Dr. Walter Ceneviva/Folha de São Paulo/Caderno/Cotidiano
As finanças do esporte não são apenas de direito privado, mas também de direito público
É COMUM, no esporte, que dirigentes de entidades e clubes permaneçam durante muitos anos em seus cargos. João Havelange (que foi sogro de Ricardo Teixeira) atacou o inglês Stanley Rous, acusando-o de se eternizar na presidência da Fifa, para receber a mesma crítica quando eleito presidente da entidade nacional e da Fifa. Havelange elegeu seu genro presidente da CBF, que o imitou, quanto à permanência no cargo (1989/2012) e à alegação de grandes sacrifícios pessoais. Tostão, um filósofo do futebol, escreveu na semana passada, nesta Folha, que "a história nos mostra também que, em todo o mundo, muitos que assumem o poder costumam fazer as mesmas coisas que antes criticavam". No esporte e fora dele.
Os interessados "explicam" a longa permanência, mas é comum parecer ligada ao amor pelas manchetes, à ambição política, ao vil metal, sem falar na vaidade. Vaidade semelhante à que o presidente da Fifa saboreou quando marcou data de visita ao Brasil para ser recebido pela presidente da República, como se fosse um encontro entre colegas.
O leitor perguntará: o que isso tem a ver com o direito? Tem muito, a contar de um dado incomum: nossa Constituição é das poucas a incluir sessão dedicada apenas ao desporto, no mesmo título em que trata da seguridade social, da saúde do povo ("direito de todos e dever do Estado"), da previdência e da assistência social, da educação, da cultura.
Lendo o art. 217 da Carta Magna, compreende-se a situação brasileira. O dispositivo impõe ao Estado o dever de fomentar o desporto, mas sustenta a autonomia das entidades desportivas, de seus dirigentes e associados no campo da organização e do funcionamento.

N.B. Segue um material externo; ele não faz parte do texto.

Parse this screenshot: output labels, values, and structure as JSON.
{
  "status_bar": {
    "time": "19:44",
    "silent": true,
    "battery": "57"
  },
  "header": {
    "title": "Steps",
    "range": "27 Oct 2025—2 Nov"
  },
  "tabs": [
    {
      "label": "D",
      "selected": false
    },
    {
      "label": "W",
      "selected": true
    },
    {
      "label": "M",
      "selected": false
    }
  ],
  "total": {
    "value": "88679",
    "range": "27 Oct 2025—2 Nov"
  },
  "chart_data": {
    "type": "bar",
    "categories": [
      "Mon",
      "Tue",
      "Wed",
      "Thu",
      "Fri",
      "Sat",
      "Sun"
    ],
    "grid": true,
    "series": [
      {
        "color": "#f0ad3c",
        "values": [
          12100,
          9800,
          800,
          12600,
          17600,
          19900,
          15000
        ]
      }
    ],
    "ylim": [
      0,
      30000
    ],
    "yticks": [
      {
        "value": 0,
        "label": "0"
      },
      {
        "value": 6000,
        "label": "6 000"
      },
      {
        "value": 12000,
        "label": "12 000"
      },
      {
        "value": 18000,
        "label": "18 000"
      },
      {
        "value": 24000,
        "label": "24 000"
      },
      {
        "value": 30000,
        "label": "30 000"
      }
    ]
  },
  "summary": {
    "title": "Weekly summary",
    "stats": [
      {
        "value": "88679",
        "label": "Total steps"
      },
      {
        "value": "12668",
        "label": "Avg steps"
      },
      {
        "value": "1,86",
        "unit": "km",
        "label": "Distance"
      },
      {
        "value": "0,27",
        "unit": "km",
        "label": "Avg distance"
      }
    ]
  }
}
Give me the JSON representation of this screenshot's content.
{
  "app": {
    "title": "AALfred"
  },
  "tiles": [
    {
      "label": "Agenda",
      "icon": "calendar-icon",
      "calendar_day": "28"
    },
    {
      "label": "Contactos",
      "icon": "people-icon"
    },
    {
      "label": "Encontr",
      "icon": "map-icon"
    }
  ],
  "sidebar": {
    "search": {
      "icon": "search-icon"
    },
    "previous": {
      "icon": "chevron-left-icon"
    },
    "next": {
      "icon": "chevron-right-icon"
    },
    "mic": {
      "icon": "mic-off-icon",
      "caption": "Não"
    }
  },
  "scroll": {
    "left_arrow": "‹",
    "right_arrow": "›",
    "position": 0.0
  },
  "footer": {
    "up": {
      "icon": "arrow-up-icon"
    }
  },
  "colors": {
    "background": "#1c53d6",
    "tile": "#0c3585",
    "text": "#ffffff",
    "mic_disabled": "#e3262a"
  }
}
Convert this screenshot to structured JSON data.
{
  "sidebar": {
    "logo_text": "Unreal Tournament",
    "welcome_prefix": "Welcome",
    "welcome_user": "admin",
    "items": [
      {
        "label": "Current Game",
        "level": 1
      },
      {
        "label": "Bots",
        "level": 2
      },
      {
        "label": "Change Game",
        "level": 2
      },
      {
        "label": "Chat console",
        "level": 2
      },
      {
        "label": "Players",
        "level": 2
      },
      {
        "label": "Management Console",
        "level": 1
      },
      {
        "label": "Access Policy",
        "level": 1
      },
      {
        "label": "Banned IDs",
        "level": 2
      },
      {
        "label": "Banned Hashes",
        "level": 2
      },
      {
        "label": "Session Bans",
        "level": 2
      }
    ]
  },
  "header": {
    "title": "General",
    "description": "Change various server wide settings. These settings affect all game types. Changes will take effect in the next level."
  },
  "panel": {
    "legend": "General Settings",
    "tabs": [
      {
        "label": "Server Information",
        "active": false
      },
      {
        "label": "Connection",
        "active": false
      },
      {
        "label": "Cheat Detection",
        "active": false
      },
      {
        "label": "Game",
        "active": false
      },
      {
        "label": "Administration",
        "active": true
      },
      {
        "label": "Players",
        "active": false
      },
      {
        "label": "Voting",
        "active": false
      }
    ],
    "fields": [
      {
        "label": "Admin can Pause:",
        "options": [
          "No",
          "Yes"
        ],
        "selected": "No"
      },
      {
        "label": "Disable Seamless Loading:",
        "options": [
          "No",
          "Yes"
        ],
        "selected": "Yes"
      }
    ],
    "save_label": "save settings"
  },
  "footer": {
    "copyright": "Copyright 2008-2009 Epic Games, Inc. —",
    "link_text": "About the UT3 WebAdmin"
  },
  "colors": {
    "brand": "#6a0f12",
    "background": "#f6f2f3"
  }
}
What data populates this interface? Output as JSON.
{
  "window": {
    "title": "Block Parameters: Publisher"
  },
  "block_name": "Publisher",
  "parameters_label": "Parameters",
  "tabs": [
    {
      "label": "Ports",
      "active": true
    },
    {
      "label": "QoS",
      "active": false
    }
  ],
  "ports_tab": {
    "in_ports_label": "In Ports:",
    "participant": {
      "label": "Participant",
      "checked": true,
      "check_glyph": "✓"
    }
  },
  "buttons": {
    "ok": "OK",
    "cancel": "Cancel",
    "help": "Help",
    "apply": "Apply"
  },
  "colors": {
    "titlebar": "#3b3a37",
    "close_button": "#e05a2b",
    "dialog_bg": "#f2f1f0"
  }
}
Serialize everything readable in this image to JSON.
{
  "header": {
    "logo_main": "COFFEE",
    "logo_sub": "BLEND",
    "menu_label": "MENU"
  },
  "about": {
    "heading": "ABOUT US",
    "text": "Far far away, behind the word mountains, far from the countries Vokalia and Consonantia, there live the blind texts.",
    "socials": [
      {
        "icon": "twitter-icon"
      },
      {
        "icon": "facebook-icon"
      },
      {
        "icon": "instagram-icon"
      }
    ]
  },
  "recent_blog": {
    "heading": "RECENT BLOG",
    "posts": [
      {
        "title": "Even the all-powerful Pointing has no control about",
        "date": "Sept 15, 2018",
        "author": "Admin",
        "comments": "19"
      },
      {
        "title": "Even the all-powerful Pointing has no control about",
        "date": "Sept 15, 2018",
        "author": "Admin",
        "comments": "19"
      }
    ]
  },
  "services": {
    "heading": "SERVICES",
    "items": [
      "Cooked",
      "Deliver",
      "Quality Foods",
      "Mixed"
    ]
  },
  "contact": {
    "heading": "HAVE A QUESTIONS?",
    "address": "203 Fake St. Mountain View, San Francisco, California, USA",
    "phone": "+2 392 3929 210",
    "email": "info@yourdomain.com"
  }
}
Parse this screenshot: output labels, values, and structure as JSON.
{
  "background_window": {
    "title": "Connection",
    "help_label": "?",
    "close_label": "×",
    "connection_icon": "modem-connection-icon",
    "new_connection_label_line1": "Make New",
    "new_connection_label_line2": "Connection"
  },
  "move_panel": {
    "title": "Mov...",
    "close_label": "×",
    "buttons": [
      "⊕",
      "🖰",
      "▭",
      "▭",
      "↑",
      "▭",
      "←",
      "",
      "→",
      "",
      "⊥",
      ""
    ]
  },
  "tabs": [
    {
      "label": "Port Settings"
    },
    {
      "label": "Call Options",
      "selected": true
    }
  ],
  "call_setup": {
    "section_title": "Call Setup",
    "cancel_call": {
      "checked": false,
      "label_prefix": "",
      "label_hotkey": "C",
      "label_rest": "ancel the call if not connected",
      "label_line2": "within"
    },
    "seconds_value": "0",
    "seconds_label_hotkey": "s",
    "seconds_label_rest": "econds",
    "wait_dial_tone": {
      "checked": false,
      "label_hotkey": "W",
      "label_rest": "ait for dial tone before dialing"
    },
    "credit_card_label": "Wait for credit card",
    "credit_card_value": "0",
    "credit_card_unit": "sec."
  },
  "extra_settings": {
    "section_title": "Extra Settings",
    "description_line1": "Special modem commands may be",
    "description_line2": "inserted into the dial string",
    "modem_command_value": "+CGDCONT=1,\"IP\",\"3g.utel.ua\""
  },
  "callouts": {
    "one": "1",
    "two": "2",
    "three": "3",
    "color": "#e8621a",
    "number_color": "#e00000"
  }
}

Em outras palavras: o Estado não deve intrometer-se com o controle do segmento que integram, o que sugere o exagero de termos Ministério dos Esportes, tal a autonomia de entidades e clubes. O vocábulo "autonomia", no primeiro inciso do art. 217, define o direito dos clubes e das federações de adotarem diretivas de sua livre escolha, para satisfação de fins estatuários que escolherem, sem participação governamental.
Decorre da lição de Emanuel Kant que a autonomia não exclui a observação dos preceitos morais relacionados com o interesse coletivo. É limite ético, a exigir a imprescindibilidade da atenção, no caso do Brasil, apta para dar garantia e transparência aos fatos esportivos, administrativos e financeiros, em particular no esporte profissional.
Não se sabe, ainda, o que os próximos eventos e seus custos imensos, ainda não previstos, trarão para o desporto nacional. A competição esportiva é caldeirão emocional de difícil compreensão e contenção, mas aperfeiçoar os limites da Carta, incompatíveis com a autonomia absoluta, será garantia de progresso e de equilíbrio. Um dos limites consistirá em impedir profissionais da política esportiva de se eternizar no controle de clubes e federações, para livrá-las dos eventuais desmandos decorrentes.
Gastos enormes e obrigações públicas, assumidas para a Copa do Mundo e os Jogos Olímpicos dos próximos anos mostram que as finanças do esporte não são apenas de direito privado, mas também de direito público. O interesse coletivo é de todos os brasileiros. Nosso bolso está na berlinda.